アニメの制作サイドとして入口の役職であり、将来的には演出家や監督、プロデューサーなど多岐にわたる仕事につながる「制作進行」がどういう仕事なのか、実務内容まで細かく解説したマニュアルが、日本動画協会の公式サイトで無料公開されています。

「アニメシリーズ制作における 制作進行のマニュアル」 WEB 無償公開のお知らせ | 日本動画協会

https://aja.gr.jp/info/1583

TVアニメシリーズ制作における制作進行のマニュアル | 日本動画協会

https://aja.gr.jp/download/tv-anime_seisakushinko_manual



このマニュアルは大きく「1.日本アニメの特徴と形式」「2.制作進行とは」「3.アニメ制作の基本工程」「4.アニメに関わるスタッフ」「5.制作進行の実務」の5つの章で構成されています。

「1.日本アニメの特徴と形式」の章は「日本のアニメの特徴」「アニメのフォーマット」「アニメの映像単位」「アニメの収益と波及効果」の4項目で、アニメ制作関連会社が2016年時点で622社あり、アニメの権利に関わる売り上げが2018年に2兆1814億円に達していることなどに言及しています。



「2.制作進行とは」の章は、「制作進行とは」「制作進行に求められる能力」「制作進行のキャリアアップ」「秘密保持の重要性」「報告・連絡・相談の徹底」の項で成り立っています。制作進行という役職で求められる全般的素養や実務能力はなにか、どういうキャリアアップのパターンがあるのか、といったことが書かれています。



「3.アニメ制作の基本工程」の章は、「アニメ制作の基本工程」「基本工程のための用語集」「アニメ制作を管理するためのツール」の3項目。作品の企画が立てられてから公開までにどのような工程を経るのか、制作進行はどんなものを使って制作の管理を行っているのかが解説されています。



「4.アニメに関わるスタッフ」の章は、「制作関連のしごと」「シナリオ関係」「監督、絵コンテ、演出」「設定」「アニメーター」「仕上、特殊効果、撮影等デジタル関連」「美術(背景)」「音響」と、セクションごとに作品内でどういった役割を果たしているのかの解説が行われています。
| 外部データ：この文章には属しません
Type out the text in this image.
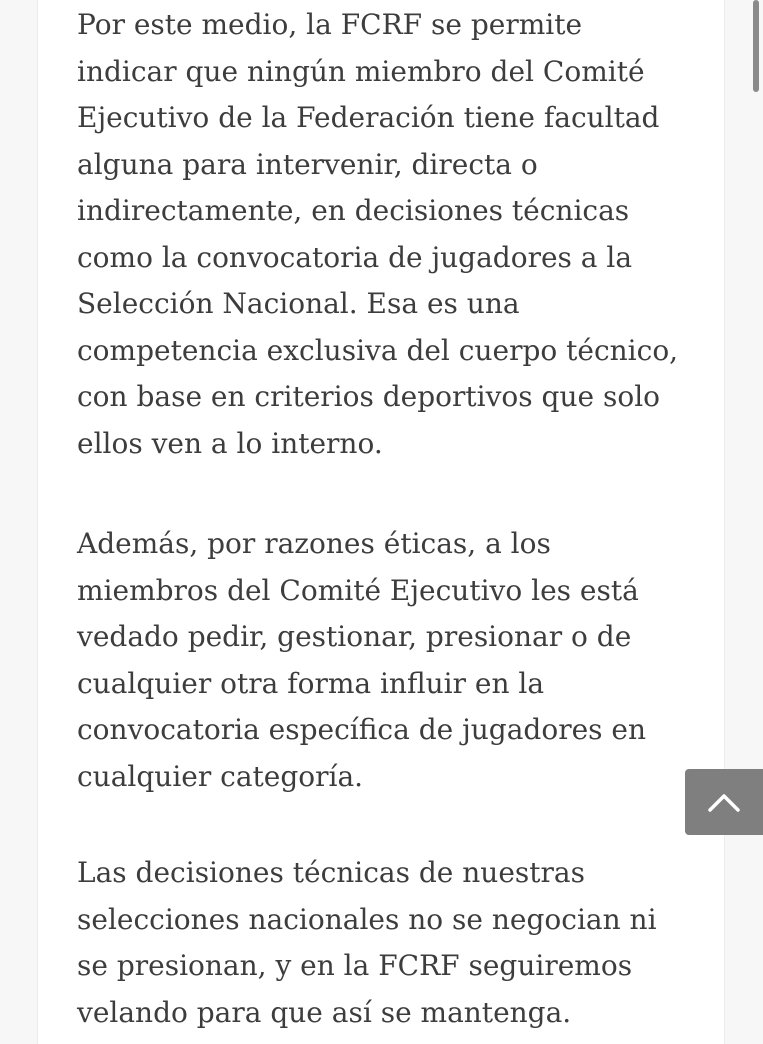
Por este medio, la FCRF se permite
indicar que ningún miembro del Comité
Ejecutivo de la Federación tiene facultad
alguna para intervenir, directa o
indirectamente, en decisiones técnicas
como la convocatoria de jugadores a la
Selección Nacional. Esa es una
competencia exclusiva del cuerpo técnico,
con base en criterios deportivos que solo
ellos ven a lo interno.
Además, por razones éticas, a los
miembros del Comité Ejecutivo les está
vedado pedir, gestionar, presionar o de
cualquier otra forma influir en la
convocatoria específica de jugadores en
cualquier categoría.
Las decisiones técnicas de nuestras
selecciones nacionales no se negocian ni
se presionan, y en la FCRF seguiremos
velando para que así se mantenga.
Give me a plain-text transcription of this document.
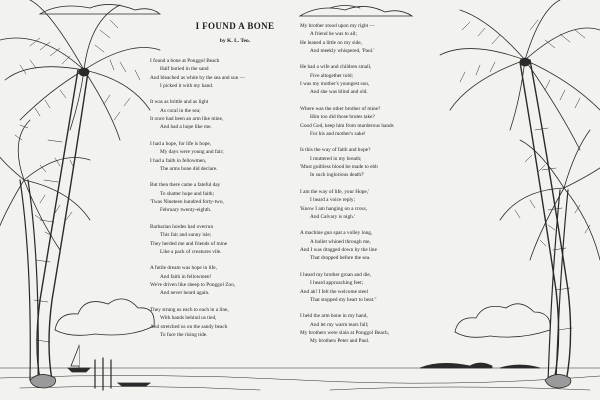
I FOUND A BONE
by K. L. Teo.
I found a bone at Ponggol Beach
Half buried in the sand
And bleached as white by the sea and sun —
I picked it with my hand.
It was as brittle and as light
As coral in the sea;
It once had been an arm like mine,
And had a hope like me.
I had a hope, for life is hope,
My days were young and fair;
I had a faith in fellowmen,
The arms bone did declare.
But then there came a fateful day
To shatter hope and faith;
'Twas Nineteen hundred forty-two,
February twenty-eighth.
Barbarian hordes had overrun
This fair and sunny isle;
They herded me and friends of mine
Like a pack of creatures vile.
A futile dream was hope in life,
And faith in fellowmen!
We're driven like sheep to Ponggol Zoo,
And never heard again.
They strung us each to each in a line,
With hands behind us tied,
And stretched us on the sandy beach
To face the rising tide.
My brother stood upon my right —
A friend he was to all;
He leaned a little on my side,
And meekly whispered, 'Paul.'
He had a wife and children small,
Five altogether told;
I was my mother's youngest son,
And she was blind and old.
Where was the other brother of mine?
Him too did those brutes take?
Good God, keep him from murderous hands
For his and mother's sake!
Is this the way of faith and hope?
I muttered in my breath;
'Must guiltless blood be made to ebb
In such inglorious death?'
I am the way of life, your Hope,'
I heard a voice reply;
'Know I am hanging on a cross,
And Calvary is nigh.'
A machine gun spat a volley long,
A bullet whined through me,
And I was dragged down by the line
That dropped before the sea.
I heard my brother groan and die,
I heard approaching feet;
And ah! I felt the welcome steel
That stopped my heart to beat."
I held the arm bone in my hand,
And let my warm tears fall;
My brothers were slain at Ponggol Beach,
My brothers Peter and Paul.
「5.制作進行の実務」では、マニュアルの分量のほぼ半分を割いて、制作進行が行う実務の解説が行われています。小見出しをずらっと並べるだけでも大変な仕事であることが伝わってきます。

・スケジュールの立て方

・制作進行の仕事の流れ

・演出打ち(演出打ち合わせ)

・作監打ち(作画監督打ち合わせ)

・原画マンの集め方

・作打ち(作画打ち合わせ)

・レイアウトとラフ原画の回収

・レイアウトとラフ原画のチェック

・原画の回収とチェック

・動画検査との調整

・動画の発注

・背景打ち(背景打ち合わせ)

・色打ち(色打ち合わせ)

・仕上工程

・色指定・セル検との調整

・撮打ち(撮影打ち合わせ)

・撮入れ

・ラッシュチェック

・編集

・アフレコ

・ダビング

・リテイク作業

・原版組み

・V編(ビデオ編集)

・完成後にすること



このマニュアルは、株式会社トリガーの舛本和也さんが執筆した「アニメーション制作における制作進行の座学本」のデータをベースに、制作進行業務をマニュアル化したもの。

なお、制作進行としての体験を踏まえた書籍として、舛本さんは「アニメを仕事に! トリガー流アニメ制作進行読本」を出版しているので、「アニメーターとしてではなく、制作側としてアニメに携わりたい」と考えている人は、ぜひこちらも読んでみてください。